# Changing default application



## Farmgirl22 (Jun 12, 2006)

I have a MacBook Pro w/Tiger.

I want to prevent iPhoto from being the default program whenever I power on/hook up my digital camera. I like Picasa (though I'd prefer to view them as a folder like I can on my PC) and would prefer to use it over iPhoto. Research tells me to just find the file type-->Get Info....blah, blah. HOWEVER, I'm not sure how that would work on my camera since there's no icon for it anywhere--it doesn't show up as a "removable disk" or anything on the dock, nothing for it in the Finder...I just turn it on, and iPhoto automatically pops up.
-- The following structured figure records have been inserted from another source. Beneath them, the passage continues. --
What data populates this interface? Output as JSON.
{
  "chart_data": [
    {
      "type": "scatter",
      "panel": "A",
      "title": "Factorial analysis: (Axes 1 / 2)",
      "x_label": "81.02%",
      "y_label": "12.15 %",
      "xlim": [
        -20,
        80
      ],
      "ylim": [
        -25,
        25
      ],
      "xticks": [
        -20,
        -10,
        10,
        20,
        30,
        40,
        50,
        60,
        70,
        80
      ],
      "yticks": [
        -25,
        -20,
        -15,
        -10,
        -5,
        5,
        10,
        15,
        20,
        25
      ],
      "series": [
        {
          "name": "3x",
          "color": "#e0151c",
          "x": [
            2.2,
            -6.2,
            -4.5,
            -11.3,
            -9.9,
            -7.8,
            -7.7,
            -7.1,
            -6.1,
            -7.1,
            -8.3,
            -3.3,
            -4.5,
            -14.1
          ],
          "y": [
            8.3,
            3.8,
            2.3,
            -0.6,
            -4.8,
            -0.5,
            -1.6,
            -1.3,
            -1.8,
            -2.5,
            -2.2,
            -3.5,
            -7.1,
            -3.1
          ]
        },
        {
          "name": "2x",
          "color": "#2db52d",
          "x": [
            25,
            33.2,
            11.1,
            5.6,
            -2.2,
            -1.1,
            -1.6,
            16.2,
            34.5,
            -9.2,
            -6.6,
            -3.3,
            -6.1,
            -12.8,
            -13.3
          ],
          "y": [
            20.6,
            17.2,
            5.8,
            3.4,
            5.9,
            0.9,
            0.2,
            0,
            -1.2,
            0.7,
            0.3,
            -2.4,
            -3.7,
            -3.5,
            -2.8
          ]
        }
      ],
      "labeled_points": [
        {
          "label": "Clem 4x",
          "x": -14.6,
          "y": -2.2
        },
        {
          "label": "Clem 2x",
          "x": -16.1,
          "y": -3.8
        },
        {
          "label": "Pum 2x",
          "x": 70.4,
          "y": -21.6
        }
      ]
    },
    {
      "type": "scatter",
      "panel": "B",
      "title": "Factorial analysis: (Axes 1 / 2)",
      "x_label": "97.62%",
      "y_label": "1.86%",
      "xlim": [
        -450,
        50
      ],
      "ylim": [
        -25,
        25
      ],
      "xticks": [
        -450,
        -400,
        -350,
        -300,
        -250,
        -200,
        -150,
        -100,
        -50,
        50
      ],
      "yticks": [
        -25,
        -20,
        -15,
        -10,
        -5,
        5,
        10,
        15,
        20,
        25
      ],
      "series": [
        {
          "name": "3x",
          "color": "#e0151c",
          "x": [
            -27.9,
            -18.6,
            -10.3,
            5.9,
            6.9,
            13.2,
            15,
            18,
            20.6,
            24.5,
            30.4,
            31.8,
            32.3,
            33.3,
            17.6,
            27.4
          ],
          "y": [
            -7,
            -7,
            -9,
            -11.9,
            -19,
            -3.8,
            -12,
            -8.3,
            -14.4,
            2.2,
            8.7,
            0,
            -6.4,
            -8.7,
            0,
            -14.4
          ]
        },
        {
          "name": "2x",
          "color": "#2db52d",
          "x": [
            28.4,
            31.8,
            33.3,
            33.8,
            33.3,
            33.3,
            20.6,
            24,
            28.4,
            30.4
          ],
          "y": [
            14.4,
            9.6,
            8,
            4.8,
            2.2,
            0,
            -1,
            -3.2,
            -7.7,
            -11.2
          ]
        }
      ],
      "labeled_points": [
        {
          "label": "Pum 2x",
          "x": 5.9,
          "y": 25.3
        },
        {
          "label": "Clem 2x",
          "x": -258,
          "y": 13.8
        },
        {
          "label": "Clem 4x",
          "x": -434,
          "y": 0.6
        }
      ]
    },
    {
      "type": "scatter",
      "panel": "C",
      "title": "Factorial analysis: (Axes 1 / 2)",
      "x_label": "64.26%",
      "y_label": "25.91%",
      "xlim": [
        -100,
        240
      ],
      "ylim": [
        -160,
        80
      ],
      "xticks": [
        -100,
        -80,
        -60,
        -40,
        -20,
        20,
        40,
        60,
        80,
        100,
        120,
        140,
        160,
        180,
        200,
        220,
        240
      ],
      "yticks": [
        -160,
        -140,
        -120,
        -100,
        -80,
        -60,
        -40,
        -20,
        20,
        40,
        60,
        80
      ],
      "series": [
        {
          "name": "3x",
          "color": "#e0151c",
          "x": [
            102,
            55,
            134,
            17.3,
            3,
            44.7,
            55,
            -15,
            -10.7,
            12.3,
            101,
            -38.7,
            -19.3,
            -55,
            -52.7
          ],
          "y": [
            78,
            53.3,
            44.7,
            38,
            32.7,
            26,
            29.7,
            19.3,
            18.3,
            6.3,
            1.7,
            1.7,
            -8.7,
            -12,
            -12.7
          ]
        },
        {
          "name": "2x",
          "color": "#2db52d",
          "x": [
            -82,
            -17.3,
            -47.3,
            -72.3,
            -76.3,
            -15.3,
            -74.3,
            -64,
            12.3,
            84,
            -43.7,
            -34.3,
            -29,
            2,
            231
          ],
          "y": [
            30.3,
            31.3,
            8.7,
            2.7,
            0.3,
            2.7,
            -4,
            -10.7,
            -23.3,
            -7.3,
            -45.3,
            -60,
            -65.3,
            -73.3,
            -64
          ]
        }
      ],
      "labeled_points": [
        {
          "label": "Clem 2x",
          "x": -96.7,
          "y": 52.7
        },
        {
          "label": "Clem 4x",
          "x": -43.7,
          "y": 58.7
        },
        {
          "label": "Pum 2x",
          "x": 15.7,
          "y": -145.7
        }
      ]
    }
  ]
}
Suggestions? Surely I'm not the only iPhoto-hater out there?


----------



## Yankee Rose (Jul 14, 1999)

Hey Farmgirl ...

iPhoto/Preferences/General/Connecting Camera Opens/Image Capture

Then:

Finder/Applications/Image Capture
Select Preferences from the Image Capture menu in the toolbar
Select Picasa from the "When a camera is connected, launch:" drop-down box
Close Image Capture


----------



## Farmgirl22 (Jun 12, 2006)

I could do the image capture portion, however, I didn't have the option to do this:



> iPhoto/Preferences/General/Connecting Camera Opens/Image Capture


I took a screencap of what I got when I had the "General" tab open, and didn't see the option under any of the other preferences tabs either.


----------



## Yankee Rose (Jul 14, 1999)

What version of iPhoto is it?


----------



## Farmgirl22 (Jun 12, 2006)

Version 6.0.6


----------



## Yankee Rose (Jul 14, 1999)

OK you have an older version of iPhoto. Sorry for not asking first!

Choose "No Application" instead of Image Capture. That'll take care of iPhoto.

Now open Image Capture/Preferences. Click the drop down box next to "When a camera is connected open" and choose "Other" and go to Applications/Picasa and point to the program.

Hope that helps!


----------



## Farmgirl22 (Jun 12, 2006)

It happens. 

OK, I'll do that and post back tomorrow. I've got to get off of here for the evening.


----------